Combustível cultural
O Brasil declarou guerra ao Eixo quando Ingeborg e o marido ainda estavam na América do Norte. Ao retornarem, mal deu tempo de fazerem novamente as malas – as de Lutero repletas de fardas -, pois o filho de Getúlio serviria na Força Expedicionária Brasileira, logo depois de um estágio de treinamento em quartéis norte-americanos. “Foi quando fui admitida na Julliard e fiquei hospedada até o fim da guerra na casa do embaixador do Brasil em Washington”, diz Ingeborg.
O interesse pelas artes e a completa integração aos meios artísticos cosmopolitas dos Estados Unidos serviriam como combustível para que a nora de Vargas decidisse ficar por lá. Com o final da guerra, Lutero voltou ao Rio. “Mas para minha grande surpresa, ele me pediu o divórcio em 1944. Decidi então fazer nova vida em Nova York, onde conheci em 1948 meu segundo marido, o arquiteto Paul Lester Weiner, e minha carreira como desenhista deslanchou”, conta a pintora.

Lutero virara um caco. O ciúme o levou à bebida e, juntos, acabaram com seu sorriso campeão. Cândida, a filha do casal, ficou com o clã dos Vargas e morreria de câncer em 2001. “Ela me visitava muito, assim como outros membros da família Vargas”, diz Ingeborg. Alexandra, a neta, já vive nos Estados Unidos desde a adolescência e mantém contato sempre que pode. “Não sei se dará para aproveitar muito a chegada de minha bisneta. Infelizmente, virei bisavó muito tarde”, comenta. Mas ainda haverá muito tempo para que saia pelo menos um desenho das mãozinhas da nova Vargas.

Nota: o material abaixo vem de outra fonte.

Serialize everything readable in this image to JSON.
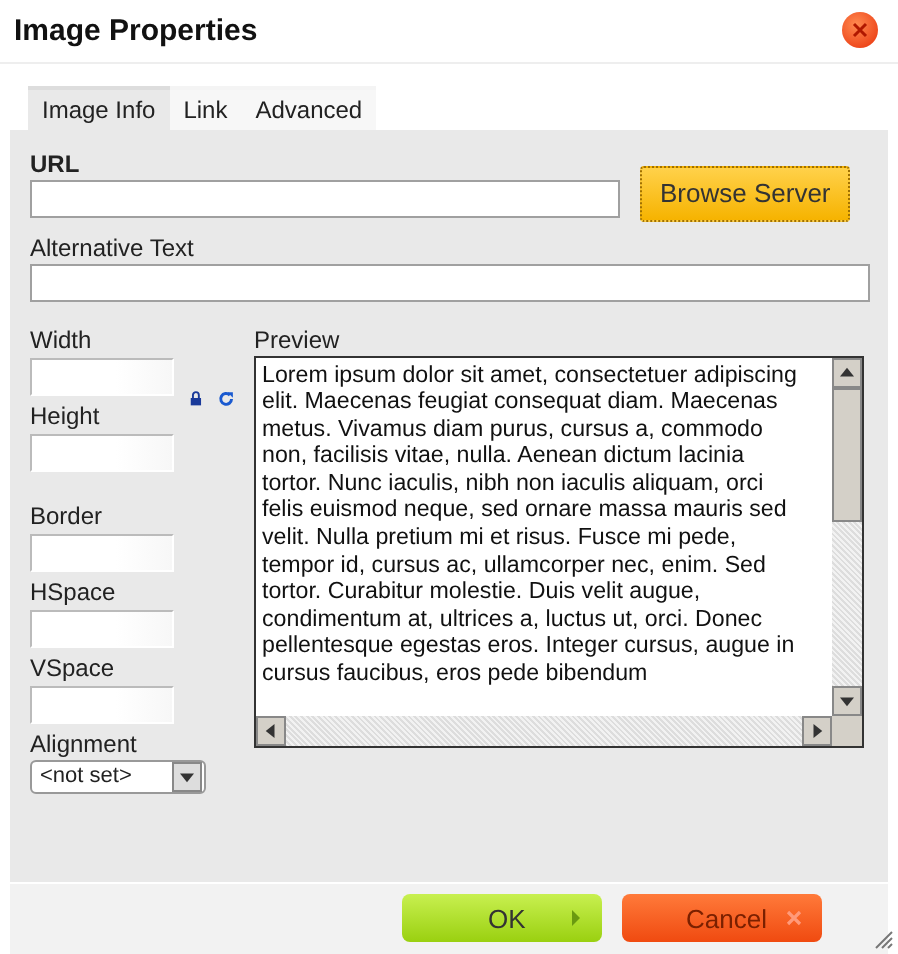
{
  "window": {
    "title": "Image Properties"
  },
  "tabs": [
    {
      "label": "Image Info",
      "selected": true
    },
    {
      "label": "Link",
      "selected": false
    },
    {
      "label": "Advanced",
      "selected": false
    }
  ],
  "url": {
    "label": "URL"
  },
  "browse_button": "Browse Server",
  "alt_text": {
    "label": "Alternative Text"
  },
  "dimension_fields": [
    {
      "label": "Width"
    },
    {
      "label": "Height"
    }
  ],
  "spacing_fields": [
    {
      "label": "Border"
    },
    {
      "label": "HSpace"
    },
    {
      "label": "VSpace"
    }
  ],
  "alignment": {
    "label": "Alignment",
    "value": "<not set>"
  },
  "preview": {
    "label": "Preview",
    "text": "Lorem ipsum dolor sit amet, consectetuer adipiscing elit. Maecenas feugiat consequat diam. Maecenas metus. Vivamus diam purus, cursus a, commodo non, facilisis vitae, nulla. Aenean dictum lacinia tortor. Nunc iaculis, nibh non iaculis aliquam, orci felis euismod neque, sed ornare massa mauris sed velit. Nulla pretium mi et risus. Fusce mi pede, tempor id, cursus ac, ullamcorper nec, enim. Sed tortor. Curabitur molestie. Duis velit augue, condimentum at, ultrices a, luctus ut, orci. Donec pellentesque egestas eros. Integer cursus, augue in cursus faucibus, eros pede bibendum"
  },
  "buttons": [
    {
      "label": "OK",
      "kind": "ok"
    },
    {
      "label": "Cancel",
      "kind": "cancel"
    }
  ]
}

* Ingeborg ten Haeff  faleceu em 2011.


Comentários

2 respostas para “A alemã dos Vargas”

  1. Avatar de Osny Zipperer
    Osny Zipperer

    No ano de 1974/1975 fui bolsista do Rotary Clube Curitiba Norte, em Berlim/Alemanha. Na época meu orientador que pertencia ao Rotary Club Berlin e também era o seu secretário foi o Senhor K. M. Roscher, aliás uma pessoa brilhante. O Sr. Roscher contou-me na ocasião que Lutero Vargas, filho do Presidente Getúlio Vargas, era seu cunhado. Acredito que o Sr. Roscher deve ter sido casado com a irmã da mencionada Ingeborg ten Haeff. Gostaria imensamente que esta informação que tive naquela época pudesse ser melhor esclarecida. Afinal qual era sua família na Alemanha? Desde já agradeço eventual resposta.

  2. Avatar de hélio parreira
    hélio parreira

    história incrivel, parece que fomos enganados nas escolas, nunca soube o verdadeiro motivo do atentado da rua toneleros, nem da existência desta senhora magnifica.